Sheltering Jews During World War II

In 2017 he and his sister were awarded the Raoul Wallenberg Award for sheltering Jews during World War II. During the German occupation of France during World War II, Aznavour and his family hid Jews and “a number of people who were persecuted by the Nazis, while Charles and his sister Aida were involved in rescue activities,” according to a statement issued in 2017 by the President of Israel, Reuven Rivlin. In that year, he and Aida received the Raoul Wallenberg Award for their wartime activities. “The Aznavours were closely linked to the Missak Manouchian Resistance Group and in this context they have offered shelter to Armenians, Jews and others at their own Paris flat, risking their own lives.”

Messages of Condolence

Notable artists, politicians and friends from around the world issues messages of condolence.

Italian singer Andrea Bocelli expressed condolences on the death of Charles Aznavour.

Singer Celine Dion wrote, “Today we say good-bye to Mr. Charles Aznavour, a child of Armenia, who became the most famous ambassador of love songs à la Française. As an artist, the stage was his home until very recently. His romantic ballads were part of so many generations that the entire world is now mourning him. Monsieur Charles, you will always remain ‘For me formidable.’ Love and condolences to the family.”

French President Emmanuel Macron wrote, “Deeply French, viscerally attached to his Armenian roots, recognized throughout the world, Charles Aznavour has accompanied the joys and sorrows of three generations. His masterpieces, his timbre, his unique shine will continue to have a long life.”

Paris Mayor Anne Hidalgo noted, “It is very painful to hear the news about Charles Aznavour’s passing, a Parisian who has become a true symbol of French songs and Armenia’s passionate ambassador worldwide. I extend condolences to his family and friends.”

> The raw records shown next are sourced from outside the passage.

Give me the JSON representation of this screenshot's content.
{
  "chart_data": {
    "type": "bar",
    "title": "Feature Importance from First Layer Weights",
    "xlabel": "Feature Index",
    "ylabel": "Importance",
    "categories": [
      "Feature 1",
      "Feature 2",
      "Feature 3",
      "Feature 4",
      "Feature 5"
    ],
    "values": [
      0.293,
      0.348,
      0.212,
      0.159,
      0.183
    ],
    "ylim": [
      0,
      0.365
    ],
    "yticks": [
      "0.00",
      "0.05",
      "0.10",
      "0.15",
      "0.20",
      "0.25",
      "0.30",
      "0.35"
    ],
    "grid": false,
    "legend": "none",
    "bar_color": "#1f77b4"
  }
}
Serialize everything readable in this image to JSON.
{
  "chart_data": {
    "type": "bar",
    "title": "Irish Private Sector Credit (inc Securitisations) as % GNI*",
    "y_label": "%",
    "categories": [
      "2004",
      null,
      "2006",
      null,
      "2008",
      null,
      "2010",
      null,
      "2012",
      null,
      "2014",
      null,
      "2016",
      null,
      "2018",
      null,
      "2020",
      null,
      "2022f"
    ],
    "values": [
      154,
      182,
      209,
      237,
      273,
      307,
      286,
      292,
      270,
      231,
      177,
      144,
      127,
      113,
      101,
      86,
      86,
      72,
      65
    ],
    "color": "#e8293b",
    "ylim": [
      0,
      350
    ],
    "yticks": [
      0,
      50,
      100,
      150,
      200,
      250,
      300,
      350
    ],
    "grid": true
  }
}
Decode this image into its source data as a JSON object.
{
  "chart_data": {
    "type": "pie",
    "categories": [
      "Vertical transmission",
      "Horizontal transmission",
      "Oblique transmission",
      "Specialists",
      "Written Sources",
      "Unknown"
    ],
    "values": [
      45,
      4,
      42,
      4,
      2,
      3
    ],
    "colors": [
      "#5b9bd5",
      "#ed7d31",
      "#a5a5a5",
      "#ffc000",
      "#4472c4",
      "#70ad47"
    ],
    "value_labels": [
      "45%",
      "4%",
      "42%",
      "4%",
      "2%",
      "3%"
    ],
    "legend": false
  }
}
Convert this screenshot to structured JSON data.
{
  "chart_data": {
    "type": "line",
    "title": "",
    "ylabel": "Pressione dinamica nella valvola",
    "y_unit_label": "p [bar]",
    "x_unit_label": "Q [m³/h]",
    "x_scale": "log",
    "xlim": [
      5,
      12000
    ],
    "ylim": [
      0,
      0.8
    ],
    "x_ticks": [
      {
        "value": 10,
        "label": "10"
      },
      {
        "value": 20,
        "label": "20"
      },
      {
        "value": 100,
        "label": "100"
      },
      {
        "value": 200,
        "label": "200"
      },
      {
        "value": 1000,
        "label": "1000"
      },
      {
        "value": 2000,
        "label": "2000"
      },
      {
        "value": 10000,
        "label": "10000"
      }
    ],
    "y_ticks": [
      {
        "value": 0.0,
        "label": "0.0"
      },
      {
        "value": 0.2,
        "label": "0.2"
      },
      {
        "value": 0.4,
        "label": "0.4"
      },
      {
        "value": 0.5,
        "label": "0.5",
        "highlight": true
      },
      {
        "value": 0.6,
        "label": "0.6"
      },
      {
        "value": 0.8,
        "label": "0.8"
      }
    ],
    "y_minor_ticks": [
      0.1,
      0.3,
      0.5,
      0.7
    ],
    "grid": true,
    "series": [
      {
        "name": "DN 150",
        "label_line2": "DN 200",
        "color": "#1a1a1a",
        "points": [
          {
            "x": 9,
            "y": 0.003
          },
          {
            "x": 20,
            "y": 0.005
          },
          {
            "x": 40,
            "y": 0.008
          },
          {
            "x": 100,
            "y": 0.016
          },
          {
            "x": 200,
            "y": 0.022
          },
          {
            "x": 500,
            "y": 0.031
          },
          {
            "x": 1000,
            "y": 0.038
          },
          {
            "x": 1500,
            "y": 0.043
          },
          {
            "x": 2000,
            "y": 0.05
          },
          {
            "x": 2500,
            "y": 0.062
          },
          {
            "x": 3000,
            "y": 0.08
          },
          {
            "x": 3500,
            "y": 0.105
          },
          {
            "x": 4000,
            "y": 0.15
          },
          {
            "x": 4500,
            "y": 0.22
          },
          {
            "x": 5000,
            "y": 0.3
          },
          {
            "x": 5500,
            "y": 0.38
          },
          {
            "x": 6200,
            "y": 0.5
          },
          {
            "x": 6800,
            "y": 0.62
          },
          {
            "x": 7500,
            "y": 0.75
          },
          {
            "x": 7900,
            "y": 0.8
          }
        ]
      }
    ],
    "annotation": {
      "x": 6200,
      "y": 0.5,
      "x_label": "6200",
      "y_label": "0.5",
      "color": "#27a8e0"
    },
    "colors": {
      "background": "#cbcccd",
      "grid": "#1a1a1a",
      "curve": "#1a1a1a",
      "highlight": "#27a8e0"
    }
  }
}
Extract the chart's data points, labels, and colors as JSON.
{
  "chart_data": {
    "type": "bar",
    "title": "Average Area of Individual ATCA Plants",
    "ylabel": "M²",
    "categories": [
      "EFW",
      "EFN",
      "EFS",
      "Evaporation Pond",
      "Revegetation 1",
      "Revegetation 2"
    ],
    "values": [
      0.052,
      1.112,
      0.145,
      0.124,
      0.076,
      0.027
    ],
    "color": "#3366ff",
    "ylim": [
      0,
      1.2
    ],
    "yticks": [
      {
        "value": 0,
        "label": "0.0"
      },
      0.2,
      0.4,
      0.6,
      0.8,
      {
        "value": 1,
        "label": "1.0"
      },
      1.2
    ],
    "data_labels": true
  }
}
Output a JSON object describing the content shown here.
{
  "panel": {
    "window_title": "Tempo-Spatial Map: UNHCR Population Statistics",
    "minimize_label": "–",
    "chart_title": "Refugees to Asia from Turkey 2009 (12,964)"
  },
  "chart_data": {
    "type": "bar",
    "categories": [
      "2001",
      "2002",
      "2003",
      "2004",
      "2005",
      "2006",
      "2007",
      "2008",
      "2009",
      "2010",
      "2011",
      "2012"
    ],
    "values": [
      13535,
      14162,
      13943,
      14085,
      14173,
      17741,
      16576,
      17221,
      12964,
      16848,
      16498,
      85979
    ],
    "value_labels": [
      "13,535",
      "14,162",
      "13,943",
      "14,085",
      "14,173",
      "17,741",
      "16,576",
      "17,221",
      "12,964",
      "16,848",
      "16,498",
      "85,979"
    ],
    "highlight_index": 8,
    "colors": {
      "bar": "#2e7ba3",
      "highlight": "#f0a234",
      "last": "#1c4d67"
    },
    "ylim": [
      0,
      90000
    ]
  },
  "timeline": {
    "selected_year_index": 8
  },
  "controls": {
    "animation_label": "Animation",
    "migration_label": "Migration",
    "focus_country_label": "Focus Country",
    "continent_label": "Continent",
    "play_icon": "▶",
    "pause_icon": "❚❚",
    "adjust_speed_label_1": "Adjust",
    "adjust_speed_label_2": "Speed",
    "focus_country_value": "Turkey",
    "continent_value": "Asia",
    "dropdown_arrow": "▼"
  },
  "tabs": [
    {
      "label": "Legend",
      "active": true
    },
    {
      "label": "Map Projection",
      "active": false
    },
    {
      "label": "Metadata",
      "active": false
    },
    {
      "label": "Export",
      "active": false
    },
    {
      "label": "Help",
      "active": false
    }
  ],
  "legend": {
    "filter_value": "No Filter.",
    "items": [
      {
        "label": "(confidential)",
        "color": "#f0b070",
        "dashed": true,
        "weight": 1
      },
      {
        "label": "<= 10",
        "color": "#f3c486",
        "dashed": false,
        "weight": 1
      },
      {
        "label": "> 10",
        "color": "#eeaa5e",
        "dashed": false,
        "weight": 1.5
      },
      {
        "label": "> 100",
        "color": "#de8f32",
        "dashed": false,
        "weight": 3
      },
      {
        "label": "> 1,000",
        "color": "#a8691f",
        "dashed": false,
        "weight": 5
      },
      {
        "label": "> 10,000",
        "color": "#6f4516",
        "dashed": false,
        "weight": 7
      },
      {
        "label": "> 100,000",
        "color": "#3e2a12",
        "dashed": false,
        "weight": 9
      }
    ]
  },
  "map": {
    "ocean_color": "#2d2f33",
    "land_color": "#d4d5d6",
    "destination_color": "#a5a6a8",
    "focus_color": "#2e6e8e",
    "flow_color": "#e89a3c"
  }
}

“Charles, you have always amazed us with your art and brilliant irony. Just a few days ago on my birthday you told me: “60 years old, you are so young Andrea! I was once 60 too… but that was 30, actually 34 years ago. I hope to see you soon!”

Bocelli added, “The truth is that you were the youngest of us all and despite a career that spanned almost a century, you were always ready to perform in concert, anywhere, anytime. My fondness and respect for you will never diminish and your passion for this job will always lead by example for me,” Bocelli said on Facebook.

Spanish singer Julio Iglesias posted a photo of him together with Aznavour in their younger years on Instagram and wrote: “My dear mentor, we are left with eternity to sing together, rest in peace.”

Former French President François Hollande wrote on Twitter, “In all the cities of the world from Yerevan to Paris he used to sing about love and freedom. A bit ago Charles Aznavour left us, but for us he will always remain on the stage.”

Former President of France Nicolas Sarkozy posted a video of Aznavour performing a song at the Armenian Genocide Memorial in Yerevan, and wrote: “The Great Charles passed. His death both surprised and angered me, because I imagined him to be unbreakable and immortal. He leaves us his words, melodies and voice: those of an absolute genius, of a poet of the French song.”

With close friend Liza Minelli

Liza Minnelli, a close friend, wrote, “Charles was my mentor, my friend, my love… I will miss him forever… Love, Liza,” on Facebook, posting a photo of her with Aznavour.

Spanish tenor Plácido Domingo wrote “Légende! Rest in peace my dear Charles! Your existence has given us so much joy and your beautiful artistry will be missed and never forgotten. May God bless your soul and keep you. Au revoir Charles.”